Why am I walking the Camino? Every day I think of new reasons, and at times I think that I must have 500: a reason for every mile I will walk.
I started this blog to share my story of walking the Camino, but in these early stages, I’m struggling to know what to share. It doesn’t feel very exciting to talk about all of my pre-planning and my thoughts and my fears. I’m sure I’ll get into it all, and I suspect that as the summer approaches I will have Camino fever and want to write every day. But today? It’s a cold day in the middle of January and the Camino is still a far-off dream. It doesn’t feel real.
I think about the days I will be spending, walking through a hot summer in Spain, and I can start to feel the heat of the sun and the burn in my legs, the weight on my back and the plates of food I’ll devour at night. I think about why I’ve decided to do this, why these images are in my head. And for the beginning of a blog, I can’t see a better place to start with than at why.
Reason #1 for walking this Camino is a big one: lots and lots of walking. I’m doing this Camino so I can walk. Walk every day, walk for hours, walk across a country. I love to walk and I love to hike. I don’t have a lot of hiking experience- I’m not a backpacker and don’t even have hiking boots. I don’t really know that much: nothing about elevation or gear or trail etiquette. But maybe that’s why I love hiking: you don’t need to know or have much to go for a walk in the woods.
It’s not just the woods, either. Most days, I throw on some sneakers and head out my door to take a 30 minute walk through my neighborhood. I walk the same streets, day after day. I pass the same houses and the same neighbors, the same dogs who bound through their yard as I approach. I wave to the same mailman and jump over the same small puddle on the days when it’s rained. I thought I would have gotten bored years ago, but I haven’t. There is something therapeutic about being able to walk through a place I know so well, to know what my exact steps will be, to know where my legs will carry me.

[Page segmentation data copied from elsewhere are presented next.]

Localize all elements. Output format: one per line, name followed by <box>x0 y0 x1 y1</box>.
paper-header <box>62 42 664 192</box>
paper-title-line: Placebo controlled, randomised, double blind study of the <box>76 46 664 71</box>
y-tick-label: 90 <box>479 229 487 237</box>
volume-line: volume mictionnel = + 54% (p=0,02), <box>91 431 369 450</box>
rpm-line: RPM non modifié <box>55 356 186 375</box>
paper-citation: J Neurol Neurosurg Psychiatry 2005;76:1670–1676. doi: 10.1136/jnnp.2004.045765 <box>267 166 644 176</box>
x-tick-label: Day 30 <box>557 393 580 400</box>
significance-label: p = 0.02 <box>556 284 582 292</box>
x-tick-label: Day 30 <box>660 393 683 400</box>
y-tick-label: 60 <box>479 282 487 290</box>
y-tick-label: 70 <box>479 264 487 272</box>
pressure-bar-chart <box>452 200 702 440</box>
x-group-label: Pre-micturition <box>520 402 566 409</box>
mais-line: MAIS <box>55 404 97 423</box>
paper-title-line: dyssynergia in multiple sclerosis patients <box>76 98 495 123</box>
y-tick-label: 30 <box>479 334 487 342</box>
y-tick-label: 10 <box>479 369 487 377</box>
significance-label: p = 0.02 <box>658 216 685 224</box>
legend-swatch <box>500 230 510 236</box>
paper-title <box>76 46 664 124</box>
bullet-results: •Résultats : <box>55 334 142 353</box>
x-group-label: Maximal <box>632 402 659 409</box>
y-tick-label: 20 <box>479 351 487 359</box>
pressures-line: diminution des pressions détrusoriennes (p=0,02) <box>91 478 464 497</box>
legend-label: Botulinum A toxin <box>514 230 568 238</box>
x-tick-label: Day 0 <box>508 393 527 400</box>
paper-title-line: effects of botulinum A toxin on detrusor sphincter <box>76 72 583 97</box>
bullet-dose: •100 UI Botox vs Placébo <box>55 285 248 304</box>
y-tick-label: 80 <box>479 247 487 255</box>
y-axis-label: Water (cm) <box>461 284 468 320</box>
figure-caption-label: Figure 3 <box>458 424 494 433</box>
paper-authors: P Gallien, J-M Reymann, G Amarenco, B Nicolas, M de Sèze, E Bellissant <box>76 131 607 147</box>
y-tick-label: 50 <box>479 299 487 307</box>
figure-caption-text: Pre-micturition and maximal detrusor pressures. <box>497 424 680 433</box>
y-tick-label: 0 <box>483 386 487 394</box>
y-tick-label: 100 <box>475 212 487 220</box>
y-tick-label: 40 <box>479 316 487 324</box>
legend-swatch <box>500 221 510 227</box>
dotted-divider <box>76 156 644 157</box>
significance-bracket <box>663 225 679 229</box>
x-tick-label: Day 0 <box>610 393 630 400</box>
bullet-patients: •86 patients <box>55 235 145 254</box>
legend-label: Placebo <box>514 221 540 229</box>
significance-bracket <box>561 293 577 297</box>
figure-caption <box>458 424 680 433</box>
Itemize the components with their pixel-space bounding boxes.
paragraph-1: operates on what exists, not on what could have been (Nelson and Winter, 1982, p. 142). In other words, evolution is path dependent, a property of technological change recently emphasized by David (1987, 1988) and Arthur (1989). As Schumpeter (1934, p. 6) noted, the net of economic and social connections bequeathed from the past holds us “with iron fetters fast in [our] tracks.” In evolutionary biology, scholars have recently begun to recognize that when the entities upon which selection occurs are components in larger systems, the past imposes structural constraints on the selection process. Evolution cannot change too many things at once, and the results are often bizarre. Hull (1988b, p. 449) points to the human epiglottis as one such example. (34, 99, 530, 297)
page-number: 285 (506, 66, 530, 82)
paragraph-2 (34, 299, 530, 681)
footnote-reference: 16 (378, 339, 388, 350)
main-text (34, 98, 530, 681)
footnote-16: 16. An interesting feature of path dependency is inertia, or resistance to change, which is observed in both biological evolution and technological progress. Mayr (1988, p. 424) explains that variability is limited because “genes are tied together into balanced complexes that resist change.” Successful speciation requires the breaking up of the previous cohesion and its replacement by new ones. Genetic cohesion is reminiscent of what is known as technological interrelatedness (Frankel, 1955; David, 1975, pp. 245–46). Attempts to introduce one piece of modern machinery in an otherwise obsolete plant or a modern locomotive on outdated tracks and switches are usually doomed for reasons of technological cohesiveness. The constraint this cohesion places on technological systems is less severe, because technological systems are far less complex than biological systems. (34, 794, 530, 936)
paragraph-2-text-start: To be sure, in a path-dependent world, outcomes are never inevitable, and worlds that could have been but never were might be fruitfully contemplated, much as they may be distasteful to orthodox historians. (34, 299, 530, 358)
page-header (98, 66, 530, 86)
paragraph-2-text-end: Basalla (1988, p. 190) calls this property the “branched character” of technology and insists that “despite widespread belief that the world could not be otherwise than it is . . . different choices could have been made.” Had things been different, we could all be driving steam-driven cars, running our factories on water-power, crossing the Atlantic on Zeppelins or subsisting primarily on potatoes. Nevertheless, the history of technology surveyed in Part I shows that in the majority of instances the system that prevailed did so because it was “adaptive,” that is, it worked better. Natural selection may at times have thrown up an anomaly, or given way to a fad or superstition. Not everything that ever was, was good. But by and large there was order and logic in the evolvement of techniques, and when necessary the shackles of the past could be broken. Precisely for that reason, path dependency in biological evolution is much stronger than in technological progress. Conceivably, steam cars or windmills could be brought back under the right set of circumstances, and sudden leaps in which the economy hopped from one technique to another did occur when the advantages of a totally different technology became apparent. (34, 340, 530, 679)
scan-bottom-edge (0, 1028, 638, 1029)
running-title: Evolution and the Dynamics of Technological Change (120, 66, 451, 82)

The Camino is going to be a different path every day, but I have a feeling there will be some consistency and routine in the walking. At the very least, there will be the routine of waking every morning, putting on my shoes, and stepping outside for a walk.
Walking clears my head and it clears my lungs. I think when I walk, and I zone out when I walk. I listen to music, I listen to nothing, sometimes I listen to my own voice as I talk out loud. I nearly always feel better after I’ve gone on a walk or a hike. I feel alive and invigorated, but also settled and calm. Good, good feelings.